NZ MEP landed its first job in Christchurch in August at Canterbury University, the new Belfast-based workshop opened in September and the company has subsequently won work with Papanui High School and the Court Theatre.

Meanwhile, Littlewood reached out to Canterbury Rugby League CEO Malcolm Humm – and it’s clear his commitment to the code extends far beyond NZ MEP’s generous sponsorship of the local refereeing fraternity.

“We’re establishing ourselves here and leaning on the rugby league community to help us get that exposure, to let everyone know we are here,” Littlewood says.

“We want to work with rugby league and give back to the game.

“I’ve talked to Wellington Rugby League and Canterbury Rugby League about pathway progression – if these 16- and 18-year-olds are doing apprenticeships and get an opportunity to go to Australia or to the Warriors, they can keep that progression in their career.

“We’ve got good contacts in Australia to help them do that and create a pathway to maintaining the high-level performance training they’re getting at these clubs but also continue in their trade. If rugby league doesn’t work out they have a career to fall back on.”

NZ MEP has also contributed invaluable resources, expertise and materials to grassroots clubs looking upgrade their facilities, doing point cloud scanning for Bell Block Marist Dragons, and refurbishing floodlights for Kapiti Bears and Upper Hutt Tigers.

“We do a lot of seismic packages with structural steel, so we do have offcuts that we can help clubs with things like floodlights, we will work with a local electrician.

“Wherever we’ve got locations, we do try and reach out to help the rugby league community.

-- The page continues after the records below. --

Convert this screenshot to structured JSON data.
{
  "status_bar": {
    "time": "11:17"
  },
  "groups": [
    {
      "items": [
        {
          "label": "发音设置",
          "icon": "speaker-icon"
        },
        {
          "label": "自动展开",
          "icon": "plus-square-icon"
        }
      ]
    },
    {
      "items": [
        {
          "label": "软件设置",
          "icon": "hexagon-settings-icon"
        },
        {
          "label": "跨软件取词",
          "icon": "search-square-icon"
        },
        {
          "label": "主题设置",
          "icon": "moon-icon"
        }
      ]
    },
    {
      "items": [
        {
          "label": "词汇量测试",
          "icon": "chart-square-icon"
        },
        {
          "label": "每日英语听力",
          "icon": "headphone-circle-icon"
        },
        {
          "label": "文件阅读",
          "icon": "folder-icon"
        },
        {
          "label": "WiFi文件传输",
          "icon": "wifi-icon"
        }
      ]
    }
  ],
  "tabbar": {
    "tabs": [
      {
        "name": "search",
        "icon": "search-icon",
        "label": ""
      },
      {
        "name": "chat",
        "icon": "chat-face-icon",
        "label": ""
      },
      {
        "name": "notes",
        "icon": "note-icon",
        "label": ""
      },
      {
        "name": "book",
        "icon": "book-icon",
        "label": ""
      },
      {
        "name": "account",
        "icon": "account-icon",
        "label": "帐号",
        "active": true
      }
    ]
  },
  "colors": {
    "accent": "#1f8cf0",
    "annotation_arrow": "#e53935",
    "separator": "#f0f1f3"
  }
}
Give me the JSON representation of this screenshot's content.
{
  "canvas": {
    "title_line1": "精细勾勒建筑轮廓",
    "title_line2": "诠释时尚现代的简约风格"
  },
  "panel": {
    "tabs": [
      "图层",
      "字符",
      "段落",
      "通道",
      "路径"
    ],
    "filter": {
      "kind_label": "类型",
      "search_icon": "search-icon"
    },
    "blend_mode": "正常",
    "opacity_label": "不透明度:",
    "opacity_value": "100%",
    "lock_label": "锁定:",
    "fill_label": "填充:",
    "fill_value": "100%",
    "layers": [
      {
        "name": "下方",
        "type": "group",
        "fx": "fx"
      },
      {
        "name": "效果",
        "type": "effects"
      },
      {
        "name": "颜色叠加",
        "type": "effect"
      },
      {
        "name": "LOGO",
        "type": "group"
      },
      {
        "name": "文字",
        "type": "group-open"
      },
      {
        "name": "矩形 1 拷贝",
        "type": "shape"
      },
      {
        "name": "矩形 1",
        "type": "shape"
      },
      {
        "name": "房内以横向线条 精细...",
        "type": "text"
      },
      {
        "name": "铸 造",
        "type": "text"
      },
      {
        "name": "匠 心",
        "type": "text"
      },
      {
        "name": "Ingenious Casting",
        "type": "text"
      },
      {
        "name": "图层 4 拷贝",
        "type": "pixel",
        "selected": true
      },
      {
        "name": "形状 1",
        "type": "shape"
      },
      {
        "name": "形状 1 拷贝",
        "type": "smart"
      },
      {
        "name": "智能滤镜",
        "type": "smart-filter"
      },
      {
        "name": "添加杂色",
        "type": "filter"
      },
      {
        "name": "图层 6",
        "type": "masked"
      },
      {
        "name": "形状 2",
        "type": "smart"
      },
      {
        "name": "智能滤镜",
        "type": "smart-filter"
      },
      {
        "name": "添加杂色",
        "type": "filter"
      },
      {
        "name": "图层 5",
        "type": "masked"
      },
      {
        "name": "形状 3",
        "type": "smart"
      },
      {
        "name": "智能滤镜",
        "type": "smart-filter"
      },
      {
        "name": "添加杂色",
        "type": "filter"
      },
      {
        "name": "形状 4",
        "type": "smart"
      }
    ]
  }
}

It’s not just about supporting with some funding, it’s looking at renovations at clubrooms, point cloud data they can use to produce drawings from and use to get approval from councils.”

Littlewood even plans to pick up the whistle again when his workload is a little less hectic.

With NZ MEP’s jobs in the Canterbury region moving full steam ahead, there are immediate opportunities available for people searching for work.

“We’re constantly looking for trade assistants, pipefitter welders and we like to use the rugby league community to try and help us do that – we are hiring,” Littlewood says.

“We’re looking at how we can grow. We have 35 people in the Wellington headquarters, 30 in New Plymouth and 10 already in Christchurch with ongoing work for the next couple of years guaranteed.

“We’re building a team here and working with Canterbury Rugby League to see what support I can provide for them, based on what I went through in Wellington, and offer that to Mal’s team.”